Abstract Interest in the use of transport membrane condenser (TMC) technology for heat and mass recovery from the flue gas of the power plant has been in an increase in recent years. TMC is based on using nanoporous ceramic membrane as a tube wall of the heat exchanger. The heat and mass transfer from the TMC tube bundle have been studied experimentally and numerically, and several models have been proposed to calculate the condensation rate. Researchers have reported that the transport of the flue gas through the membrane condenser involves two mechanisms: the wall condensation and the capillary condensation. However, the dominant condensation mechanism is still under debate and needs more investigation. In this study, a single-phase multi-species model coupled with mixed condensation model was used to investigate the dominant condensation mechanism at different membrane porosity and water vapor mass fraction. The Numerical simulation was executed using ANSYS/FLUENT 2021 R1 software.
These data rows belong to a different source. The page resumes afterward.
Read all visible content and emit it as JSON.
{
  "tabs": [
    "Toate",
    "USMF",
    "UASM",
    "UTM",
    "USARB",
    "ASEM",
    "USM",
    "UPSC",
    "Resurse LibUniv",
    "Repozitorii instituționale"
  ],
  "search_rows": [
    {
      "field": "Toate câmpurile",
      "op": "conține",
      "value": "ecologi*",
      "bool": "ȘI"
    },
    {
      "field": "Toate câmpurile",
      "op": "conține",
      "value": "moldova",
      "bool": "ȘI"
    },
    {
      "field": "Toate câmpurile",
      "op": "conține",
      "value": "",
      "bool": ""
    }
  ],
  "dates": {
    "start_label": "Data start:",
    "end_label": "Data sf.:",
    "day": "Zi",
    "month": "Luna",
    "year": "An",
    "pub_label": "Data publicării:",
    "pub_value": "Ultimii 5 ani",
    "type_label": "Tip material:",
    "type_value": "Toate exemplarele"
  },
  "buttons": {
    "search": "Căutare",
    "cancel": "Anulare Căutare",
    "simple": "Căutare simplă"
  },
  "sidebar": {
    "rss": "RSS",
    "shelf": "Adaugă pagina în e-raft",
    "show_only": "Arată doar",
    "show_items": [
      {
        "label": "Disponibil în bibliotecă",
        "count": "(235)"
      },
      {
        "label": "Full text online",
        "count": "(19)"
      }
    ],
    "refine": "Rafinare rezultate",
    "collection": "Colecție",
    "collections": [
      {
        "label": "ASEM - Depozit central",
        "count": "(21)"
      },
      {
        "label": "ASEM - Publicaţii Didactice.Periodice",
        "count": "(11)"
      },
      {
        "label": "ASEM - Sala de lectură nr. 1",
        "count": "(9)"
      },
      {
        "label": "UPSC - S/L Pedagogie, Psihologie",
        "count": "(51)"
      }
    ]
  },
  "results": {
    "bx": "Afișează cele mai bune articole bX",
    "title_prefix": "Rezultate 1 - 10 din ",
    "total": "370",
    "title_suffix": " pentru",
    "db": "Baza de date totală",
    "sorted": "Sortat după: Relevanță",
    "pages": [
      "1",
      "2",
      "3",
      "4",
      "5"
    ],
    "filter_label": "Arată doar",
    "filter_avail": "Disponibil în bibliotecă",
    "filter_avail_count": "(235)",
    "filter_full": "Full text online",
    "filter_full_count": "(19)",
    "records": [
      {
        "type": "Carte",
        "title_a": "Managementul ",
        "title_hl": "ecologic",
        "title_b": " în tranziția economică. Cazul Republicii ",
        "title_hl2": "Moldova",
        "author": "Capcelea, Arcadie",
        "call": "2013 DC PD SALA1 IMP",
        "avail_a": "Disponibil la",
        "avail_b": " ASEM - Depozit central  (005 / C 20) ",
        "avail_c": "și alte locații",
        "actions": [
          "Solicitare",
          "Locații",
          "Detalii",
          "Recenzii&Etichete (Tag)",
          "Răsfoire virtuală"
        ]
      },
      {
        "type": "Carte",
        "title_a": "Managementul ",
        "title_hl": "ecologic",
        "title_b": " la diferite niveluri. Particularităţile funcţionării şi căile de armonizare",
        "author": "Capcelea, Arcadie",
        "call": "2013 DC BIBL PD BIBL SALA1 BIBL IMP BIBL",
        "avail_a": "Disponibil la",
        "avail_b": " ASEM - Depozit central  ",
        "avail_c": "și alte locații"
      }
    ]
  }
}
The mixed condensation model, which is based on the wall condensation and capillary condensation, was written in the user-defined functions (UDF). The flue gas turbulent was modeled using the shear stress transport SST k-ω turbulence model. The results showed that, at the same membrane porosity and water vapor mass fraction, the wall condensation mechanism is the dominant condensation mechanism. As the porosity increases from 0.15 to 0.50, the percentage of the capillary condensation increases from 17% to 50%, which impact in a decrease in the wall condensation percentage from 83% to 50%. Furthermore, about 69% to 87% of the total condensation rate was obtained from the wall condensation mechanism, as a result of an increase in the water vapor mass fraction from 8% to 21%. Consequently, the wall condensation was able to recover more latent heat than the capillary condensation mechanism. The convection Nusselt number decreases as the porosity increases, because of the significant reduction in the effective thermal conductivity of the nanoporous ceramic tubes.